Shisa.AI occupies a unique position in the global LLM landscape as a sovereign AI achievement:
vs. GPT-4o: While GPT-4o maintains slight advantages in overall Japanese performance (85.32 vs 80.49), Shisa V2 405B is open-source, commercially deployable, and specifically optimized for Japanese use cases without dependency on foreign providers.
vs. DeepSeek-V3: DeepSeek-V3 offers broader multilingual capabilities, but Shisa V2 provides superior Japanese cultural alignment and is specifically designed for Japanese market needs with full transparency.
vs. Claude/Anthropic Models: Commercial models offer broader capabilities but lack the open-source transparency, Japanese optimization, and sovereign deployment options that Shisa.AI provides.
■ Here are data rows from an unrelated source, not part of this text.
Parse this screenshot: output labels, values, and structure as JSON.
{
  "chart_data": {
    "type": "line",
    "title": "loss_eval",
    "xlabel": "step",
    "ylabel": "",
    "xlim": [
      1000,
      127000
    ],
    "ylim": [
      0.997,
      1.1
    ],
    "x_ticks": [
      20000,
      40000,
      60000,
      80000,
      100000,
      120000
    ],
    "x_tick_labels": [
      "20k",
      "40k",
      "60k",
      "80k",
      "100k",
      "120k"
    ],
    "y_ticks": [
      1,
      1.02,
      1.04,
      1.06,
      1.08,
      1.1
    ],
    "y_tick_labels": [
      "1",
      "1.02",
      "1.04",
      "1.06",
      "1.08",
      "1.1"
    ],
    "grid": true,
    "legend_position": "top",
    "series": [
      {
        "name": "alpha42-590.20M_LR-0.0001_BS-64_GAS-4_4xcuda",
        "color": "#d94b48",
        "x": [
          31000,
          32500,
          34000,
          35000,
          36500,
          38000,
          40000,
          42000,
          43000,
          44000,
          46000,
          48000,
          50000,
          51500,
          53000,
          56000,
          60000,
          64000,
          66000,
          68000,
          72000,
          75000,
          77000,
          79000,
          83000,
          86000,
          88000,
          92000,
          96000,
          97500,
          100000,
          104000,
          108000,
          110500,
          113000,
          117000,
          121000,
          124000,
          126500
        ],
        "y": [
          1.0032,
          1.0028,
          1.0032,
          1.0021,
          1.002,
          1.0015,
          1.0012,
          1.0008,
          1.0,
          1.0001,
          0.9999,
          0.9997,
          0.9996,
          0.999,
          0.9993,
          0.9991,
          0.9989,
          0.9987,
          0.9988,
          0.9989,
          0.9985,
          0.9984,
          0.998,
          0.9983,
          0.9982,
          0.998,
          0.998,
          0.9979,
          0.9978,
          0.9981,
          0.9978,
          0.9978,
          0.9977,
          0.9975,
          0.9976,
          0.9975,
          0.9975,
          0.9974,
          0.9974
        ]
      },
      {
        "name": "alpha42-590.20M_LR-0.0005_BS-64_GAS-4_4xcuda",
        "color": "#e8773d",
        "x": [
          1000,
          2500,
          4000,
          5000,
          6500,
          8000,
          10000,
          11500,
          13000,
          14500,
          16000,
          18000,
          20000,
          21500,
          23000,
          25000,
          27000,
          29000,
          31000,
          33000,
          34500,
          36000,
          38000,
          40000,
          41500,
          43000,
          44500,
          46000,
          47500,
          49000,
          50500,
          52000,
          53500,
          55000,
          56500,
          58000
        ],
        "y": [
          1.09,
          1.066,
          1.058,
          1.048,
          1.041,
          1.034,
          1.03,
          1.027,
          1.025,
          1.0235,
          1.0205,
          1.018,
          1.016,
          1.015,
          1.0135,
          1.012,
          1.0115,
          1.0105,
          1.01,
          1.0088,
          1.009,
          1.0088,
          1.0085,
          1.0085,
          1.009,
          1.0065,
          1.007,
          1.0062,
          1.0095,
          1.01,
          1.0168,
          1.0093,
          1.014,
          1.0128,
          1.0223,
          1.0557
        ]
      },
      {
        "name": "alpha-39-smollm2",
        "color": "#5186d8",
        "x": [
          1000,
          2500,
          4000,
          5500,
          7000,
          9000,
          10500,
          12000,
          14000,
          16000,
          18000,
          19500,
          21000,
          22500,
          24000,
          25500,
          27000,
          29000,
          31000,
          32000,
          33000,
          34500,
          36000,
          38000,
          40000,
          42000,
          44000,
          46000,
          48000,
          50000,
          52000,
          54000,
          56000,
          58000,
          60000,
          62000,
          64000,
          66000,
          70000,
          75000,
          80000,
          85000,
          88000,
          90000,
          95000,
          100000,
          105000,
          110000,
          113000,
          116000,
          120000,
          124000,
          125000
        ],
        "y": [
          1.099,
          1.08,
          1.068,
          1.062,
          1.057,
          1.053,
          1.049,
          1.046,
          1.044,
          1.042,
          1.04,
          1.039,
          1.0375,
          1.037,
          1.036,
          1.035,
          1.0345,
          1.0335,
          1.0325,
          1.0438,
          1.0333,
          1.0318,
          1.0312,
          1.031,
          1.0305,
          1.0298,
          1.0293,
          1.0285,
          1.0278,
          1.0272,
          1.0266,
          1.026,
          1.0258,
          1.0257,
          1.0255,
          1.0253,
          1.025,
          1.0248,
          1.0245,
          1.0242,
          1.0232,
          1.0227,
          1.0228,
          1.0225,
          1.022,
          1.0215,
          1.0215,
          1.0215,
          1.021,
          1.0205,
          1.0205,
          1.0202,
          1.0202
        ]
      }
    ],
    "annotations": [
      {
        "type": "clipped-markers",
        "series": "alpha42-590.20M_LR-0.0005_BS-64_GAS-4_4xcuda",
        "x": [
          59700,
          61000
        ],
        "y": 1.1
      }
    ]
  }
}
vs. Previous Japanese Models: Shisa V2 represents a quantum leap—previous Japanese models typically lagged significantly behind international standards, while Shisa V2 directly competes with GPT-4 class performance.
Sovereign AI Impact
Shisa.AI represents more than technological achievement—it demonstrates Sovereign AI capabilities that enable nations to develop models reflecting their own language and culture. Japan’s explicit copyright protections for AI training provide strategic advantages that Shisa.AI successfully leverages.
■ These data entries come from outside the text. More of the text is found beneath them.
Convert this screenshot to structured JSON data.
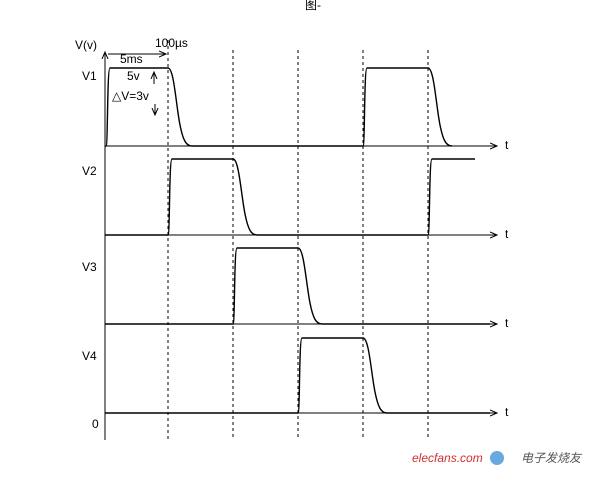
{
  "header": {
    "figure": "图-"
  },
  "axis": {
    "y_label": "V(v)",
    "zero": "0",
    "t_labels": [
      "t",
      "t",
      "t",
      "t"
    ]
  },
  "annotations": {
    "period": "5ms",
    "rise": "100µs",
    "amplitude": "5v",
    "delta": "△V=3v"
  },
  "signals": [
    "V1",
    "V2",
    "V3",
    "V4"
  ],
  "watermark": {
    "site": "elecfans.com",
    "brand": "电子发烧友"
  }
}
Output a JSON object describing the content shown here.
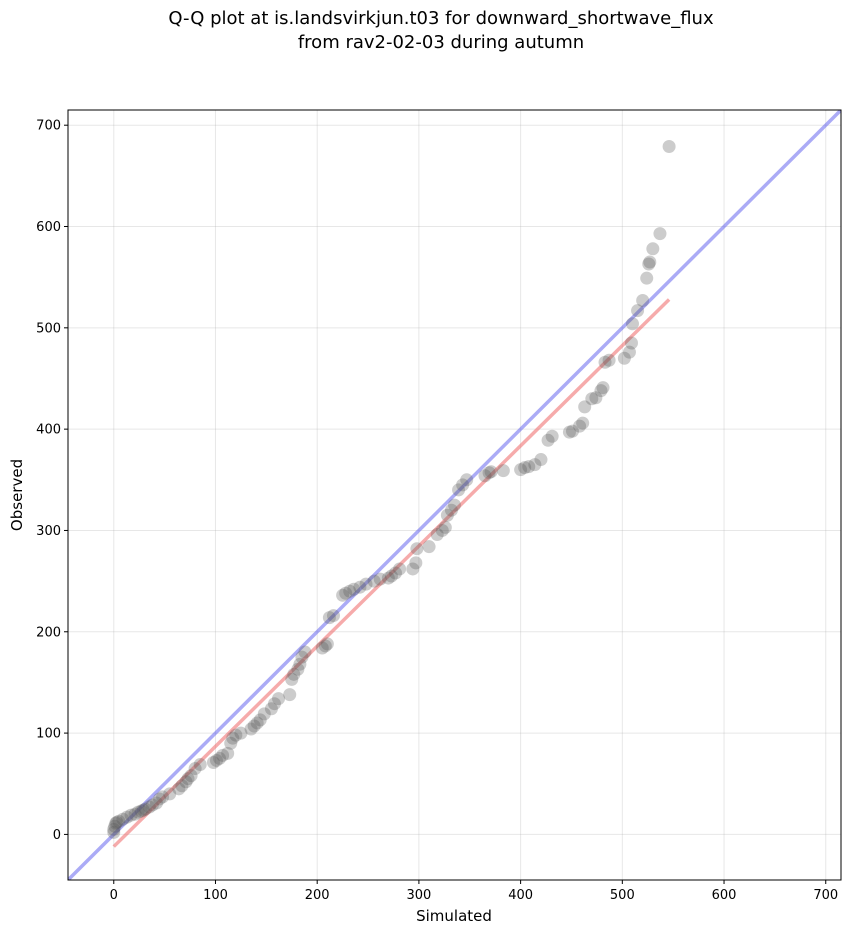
{
  "chart_data": {
    "type": "scatter",
    "title": [
      "Q-Q plot at is.landsvirkjun.t03 for downward_shortwave_flux",
      "from rav2-02-03 during autumn"
    ],
    "xlabel": "Simulated",
    "ylabel": "Observed",
    "xlim": [
      -45,
      715
    ],
    "ylim": [
      -45,
      715
    ],
    "xticks": [
      0,
      100,
      200,
      300,
      400,
      500,
      600,
      700
    ],
    "yticks": [
      0,
      100,
      200,
      300,
      400,
      500,
      600,
      700
    ],
    "grid": true,
    "colors": {
      "points": "#555555",
      "identity": "#6666ee",
      "fit": "#ee6666"
    },
    "identity_line": [
      [
        -45,
        -45
      ],
      [
        715,
        715
      ]
    ],
    "fit_line": [
      [
        0,
        -12
      ],
      [
        546,
        528
      ]
    ],
    "points": [
      [
        0,
        2
      ],
      [
        0,
        5
      ],
      [
        1,
        8
      ],
      [
        2,
        11
      ],
      [
        3,
        12
      ],
      [
        5,
        13
      ],
      [
        9,
        15
      ],
      [
        13,
        17
      ],
      [
        17,
        19
      ],
      [
        21,
        20
      ],
      [
        24,
        22
      ],
      [
        27,
        23
      ],
      [
        29,
        24
      ],
      [
        31,
        25
      ],
      [
        35,
        27
      ],
      [
        38,
        29
      ],
      [
        42,
        31
      ],
      [
        45,
        35
      ],
      [
        48,
        37
      ],
      [
        55,
        40
      ],
      [
        64,
        45
      ],
      [
        67,
        48
      ],
      [
        71,
        52
      ],
      [
        73,
        55
      ],
      [
        76,
        58
      ],
      [
        80,
        65
      ],
      [
        85,
        69
      ],
      [
        98,
        71
      ],
      [
        101,
        73
      ],
      [
        104,
        75
      ],
      [
        107,
        78
      ],
      [
        112,
        80
      ],
      [
        115,
        90
      ],
      [
        117,
        95
      ],
      [
        120,
        98
      ],
      [
        125,
        100
      ],
      [
        135,
        104
      ],
      [
        138,
        107
      ],
      [
        141,
        110
      ],
      [
        144,
        113
      ],
      [
        148,
        119
      ],
      [
        155,
        124
      ],
      [
        158,
        129
      ],
      [
        162,
        134
      ],
      [
        173,
        138
      ],
      [
        175,
        153
      ],
      [
        177,
        158
      ],
      [
        181,
        163
      ],
      [
        183,
        168
      ],
      [
        185,
        175
      ],
      [
        188,
        180
      ],
      [
        205,
        184
      ],
      [
        208,
        186
      ],
      [
        210,
        188
      ],
      [
        212,
        214
      ],
      [
        216,
        216
      ],
      [
        225,
        236
      ],
      [
        228,
        238
      ],
      [
        232,
        240
      ],
      [
        236,
        242
      ],
      [
        242,
        244
      ],
      [
        248,
        247
      ],
      [
        256,
        250
      ],
      [
        262,
        252
      ],
      [
        270,
        253
      ],
      [
        273,
        255
      ],
      [
        277,
        258
      ],
      [
        281,
        262
      ],
      [
        294,
        262
      ],
      [
        297,
        268
      ],
      [
        298,
        282
      ],
      [
        310,
        284
      ],
      [
        318,
        296
      ],
      [
        323,
        300
      ],
      [
        326,
        303
      ],
      [
        328,
        315
      ],
      [
        332,
        320
      ],
      [
        335,
        325
      ],
      [
        339,
        340
      ],
      [
        343,
        345
      ],
      [
        347,
        350
      ],
      [
        365,
        354
      ],
      [
        369,
        357
      ],
      [
        371,
        358
      ],
      [
        383,
        359
      ],
      [
        400,
        360
      ],
      [
        404,
        362
      ],
      [
        408,
        363
      ],
      [
        414,
        365
      ],
      [
        420,
        370
      ],
      [
        427,
        389
      ],
      [
        431,
        393
      ],
      [
        448,
        397
      ],
      [
        451,
        398
      ],
      [
        458,
        403
      ],
      [
        461,
        406
      ],
      [
        463,
        422
      ],
      [
        470,
        430
      ],
      [
        474,
        431
      ],
      [
        479,
        438
      ],
      [
        481,
        441
      ],
      [
        483,
        466
      ],
      [
        487,
        468
      ],
      [
        502,
        470
      ],
      [
        507,
        476
      ],
      [
        509,
        485
      ],
      [
        510,
        504
      ],
      [
        515,
        517
      ],
      [
        520,
        527
      ],
      [
        524,
        549
      ],
      [
        526,
        563
      ],
      [
        527,
        565
      ],
      [
        530,
        578
      ],
      [
        537,
        593
      ],
      [
        546,
        679
      ]
    ]
  }
}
The project proves that smaller AI labs can achieve world-class results through focused optimization, quality data curation, and specialized training methodologies—challenging the assumption that only large tech corporations can develop frontier AI models.
Getting Started
Accessing Shisa.AI is designed for immediate deployment:
-
Download models: Complete Shisa V2 collection available on Hugging Face
-
Try live demo: Interactive chat at chat.shisa.ai featuring Shisa V2 405B (FP8)
-
Access datasets: Core training datasets available under Apache 2.0 license
-
Commercial deployment: Apache 2.0 and MIT licensed models enable unrestricted business use
-
Research collaboration: Full transparency enables academic research and improvement
Final Thoughts
Shisa.AI represents a paradigm shift in global AI development, proving that focused, culturally-aligned AI research can achieve world-class results outside traditional tech giants. The project’s success in matching GPT-4o performance while maintaining complete open-source transparency establishes new standards for sovereign AI development.
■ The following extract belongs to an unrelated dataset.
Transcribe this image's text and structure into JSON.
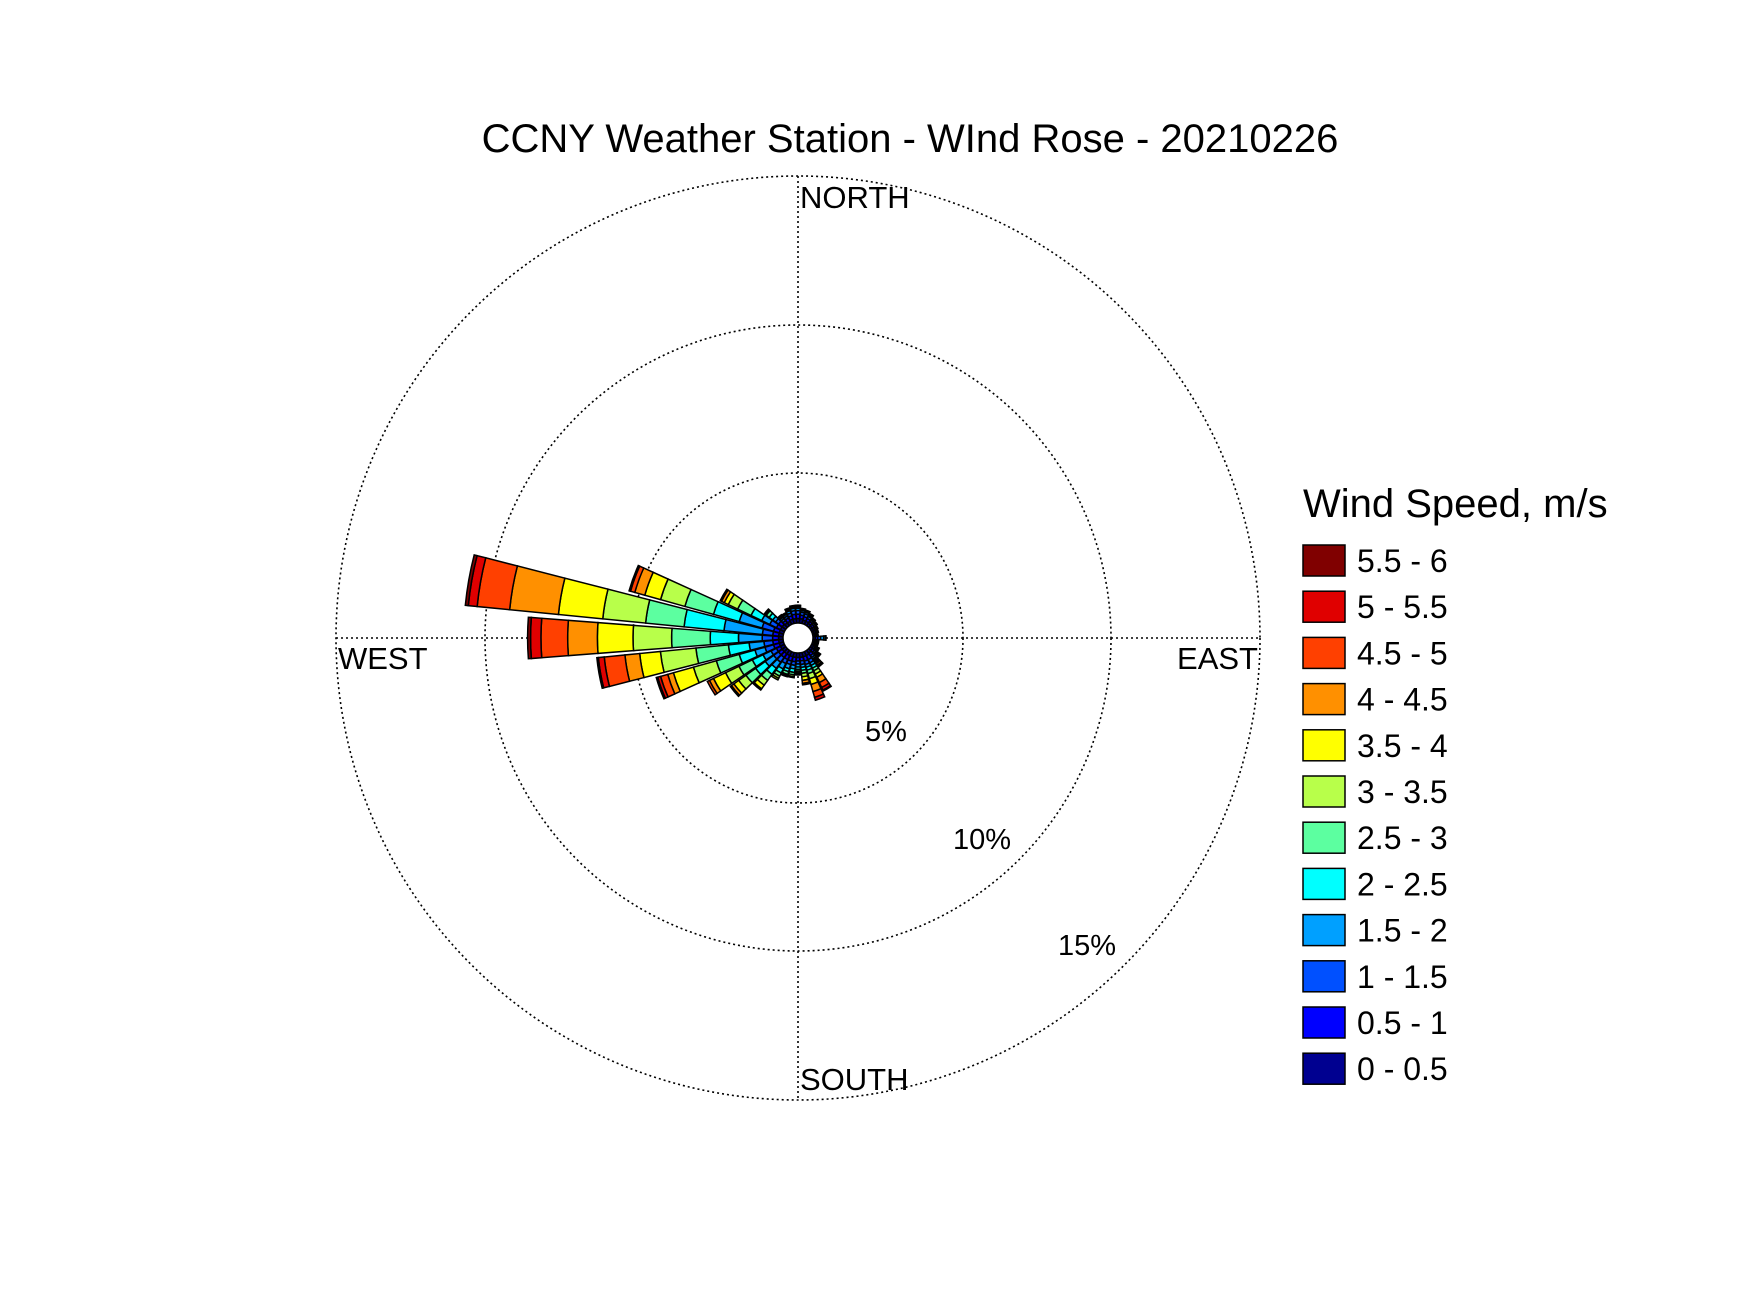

For organizations requiring Japanese language excellence without foreign dependency, Shisa.AI provides unprecedented capabilities. The comprehensive model family ensures options for every deployment scenario, from edge devices (7B) to enterprise-scale applications (405B).
The project’s broader significance extends beyond Japanese AI—it demonstrates how nations can achieve AI sovereignty through strategic focus, quality data development, and innovative training methodologies. As AI becomes increasingly critical for national competitiveness, Shisa.AI serves as a blueprint for independent, world-class AI development.
Whether you’re a researcher, developer, or organization seeking Japanese AI capabilities, Shisa.AI offers a mature, performant, and completely open solution that rivals the best commercial offerings while providing the transparency and control that open-source enables.